The articles in the “Black Celebrity and Violence” section pertain to two celebrities, Booker T. Washington and James Benjamin “Big Jim” Parker. The life, work, and mythology of these two men deeply impacted the national discourse on African American acceptance into the political arena during the peak of anti-Black racial violence.
The “Nostalgia for Slavery” section contains an article about the Fisk University Jubilee Singers and the reception of their national tours by white audiences. The Fisk Jubilee Singers performed African American spirituals to a generation of white Americans whose image of slavery was enmeshed with minstrel depictions. They struck a delicate balance between authenticity of music grounded in the violent conditions of slavery and the levity of Christian anti-slavery resistance.

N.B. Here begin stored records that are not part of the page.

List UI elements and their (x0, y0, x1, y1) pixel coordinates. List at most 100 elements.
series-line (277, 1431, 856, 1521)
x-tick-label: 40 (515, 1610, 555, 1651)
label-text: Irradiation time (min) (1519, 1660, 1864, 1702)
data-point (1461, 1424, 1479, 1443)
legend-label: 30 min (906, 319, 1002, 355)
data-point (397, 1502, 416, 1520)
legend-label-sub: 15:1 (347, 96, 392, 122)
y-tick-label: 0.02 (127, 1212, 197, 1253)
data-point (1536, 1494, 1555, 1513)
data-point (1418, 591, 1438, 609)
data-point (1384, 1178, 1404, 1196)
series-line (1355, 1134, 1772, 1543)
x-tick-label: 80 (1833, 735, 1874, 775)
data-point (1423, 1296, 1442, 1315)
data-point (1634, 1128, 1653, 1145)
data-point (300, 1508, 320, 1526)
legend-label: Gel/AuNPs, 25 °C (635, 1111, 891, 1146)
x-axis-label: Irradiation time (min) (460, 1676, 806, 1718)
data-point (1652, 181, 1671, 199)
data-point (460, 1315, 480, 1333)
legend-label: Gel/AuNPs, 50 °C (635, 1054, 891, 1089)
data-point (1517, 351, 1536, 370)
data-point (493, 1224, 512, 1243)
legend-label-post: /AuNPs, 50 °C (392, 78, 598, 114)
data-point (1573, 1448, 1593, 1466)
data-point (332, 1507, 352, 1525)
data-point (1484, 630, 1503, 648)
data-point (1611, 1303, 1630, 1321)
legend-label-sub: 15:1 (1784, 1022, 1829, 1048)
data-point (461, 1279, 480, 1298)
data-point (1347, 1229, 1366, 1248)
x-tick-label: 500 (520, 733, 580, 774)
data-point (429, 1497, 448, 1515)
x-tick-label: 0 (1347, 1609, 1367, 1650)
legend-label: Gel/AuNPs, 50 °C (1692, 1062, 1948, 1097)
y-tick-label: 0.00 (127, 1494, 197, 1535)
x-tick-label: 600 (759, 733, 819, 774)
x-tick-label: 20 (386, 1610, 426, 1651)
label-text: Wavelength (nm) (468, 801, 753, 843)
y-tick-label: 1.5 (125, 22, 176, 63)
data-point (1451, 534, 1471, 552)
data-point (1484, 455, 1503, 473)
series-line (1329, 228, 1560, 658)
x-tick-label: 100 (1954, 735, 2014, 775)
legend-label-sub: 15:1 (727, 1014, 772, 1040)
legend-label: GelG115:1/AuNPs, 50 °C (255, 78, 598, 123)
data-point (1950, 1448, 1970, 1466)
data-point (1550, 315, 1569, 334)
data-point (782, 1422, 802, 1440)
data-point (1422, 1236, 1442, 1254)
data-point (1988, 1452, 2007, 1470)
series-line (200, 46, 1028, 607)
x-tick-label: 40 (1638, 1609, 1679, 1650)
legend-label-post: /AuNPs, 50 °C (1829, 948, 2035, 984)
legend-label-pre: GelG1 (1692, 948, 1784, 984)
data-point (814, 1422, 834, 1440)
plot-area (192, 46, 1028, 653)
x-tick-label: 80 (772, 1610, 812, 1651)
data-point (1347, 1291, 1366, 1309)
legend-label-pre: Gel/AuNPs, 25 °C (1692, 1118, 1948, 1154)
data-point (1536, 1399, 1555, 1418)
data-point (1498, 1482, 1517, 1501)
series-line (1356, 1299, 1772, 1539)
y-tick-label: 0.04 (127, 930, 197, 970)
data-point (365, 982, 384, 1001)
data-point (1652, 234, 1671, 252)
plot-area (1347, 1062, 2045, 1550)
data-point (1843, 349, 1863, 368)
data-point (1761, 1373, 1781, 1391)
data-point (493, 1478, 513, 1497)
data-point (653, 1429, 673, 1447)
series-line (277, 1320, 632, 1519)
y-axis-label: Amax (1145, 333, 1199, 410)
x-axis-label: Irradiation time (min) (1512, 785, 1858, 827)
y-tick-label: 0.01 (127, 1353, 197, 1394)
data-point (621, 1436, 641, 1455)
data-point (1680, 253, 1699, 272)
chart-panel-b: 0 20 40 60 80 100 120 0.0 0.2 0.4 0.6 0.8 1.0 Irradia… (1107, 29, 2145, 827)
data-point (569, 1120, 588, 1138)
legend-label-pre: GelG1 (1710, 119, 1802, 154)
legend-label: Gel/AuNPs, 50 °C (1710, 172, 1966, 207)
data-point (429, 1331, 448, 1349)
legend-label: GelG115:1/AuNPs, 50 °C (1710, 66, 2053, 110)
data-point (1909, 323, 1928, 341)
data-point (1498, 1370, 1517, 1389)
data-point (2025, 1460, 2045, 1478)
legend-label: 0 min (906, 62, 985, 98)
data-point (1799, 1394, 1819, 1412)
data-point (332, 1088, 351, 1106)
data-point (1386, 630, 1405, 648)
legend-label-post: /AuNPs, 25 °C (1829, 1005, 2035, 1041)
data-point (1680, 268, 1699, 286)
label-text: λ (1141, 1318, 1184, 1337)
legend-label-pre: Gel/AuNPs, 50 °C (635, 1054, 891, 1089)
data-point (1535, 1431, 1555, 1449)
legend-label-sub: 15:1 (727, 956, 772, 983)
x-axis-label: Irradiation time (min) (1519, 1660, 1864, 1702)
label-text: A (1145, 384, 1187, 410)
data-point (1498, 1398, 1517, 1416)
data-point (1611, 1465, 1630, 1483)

The articles in the final section, “The Rebirth of the KKK,” describe the events surrounding the premier of the D.W. Griffith film, The Birth of a Nation. In the early twentieth century, film transformed popular culture making it possible to bring a uniform message to millions of viewers at once. Filmmakers took advantage of the potential to influence larger segments of the American population. Regarded as the first major motion picture, The Birth of a Nation rewrote the history of the American South and inspired the rebirth of the Klu Klux Klan—the film’s deus ex machina. Furthermore, The Birth of a Nation invented radical new promotion and propaganda strategies that helped make the white supremacist film a national hit. The articles in the section “The Rebirth of the KKK” investigate the reception of the film by audiences, protesters, and presidents. The studies of the protests against The Birth of a Nation’s premiere reveal both the nationally coordinated resistance efforts of early civil rights groups and the violent response of urban police departments. One hundred years after the premier of Birth and less than a decade after the birth of the Black Lives Matter movement, these articles are as relevant as ever.
Each section also includes media that relate to the articles. These paintings, photos, musical recordings, films, drawings, and speeches are artifacts that archive the national conversation about the racial violence of the period. This media transformed working people into celebrities and helped spark the rebirth of America’s most well-known domestic terrorist organization. Read in tandem, the academic articles below and the accompanying media provide a glimpse of the way popular culture and anti-Black racial violence were intertwined.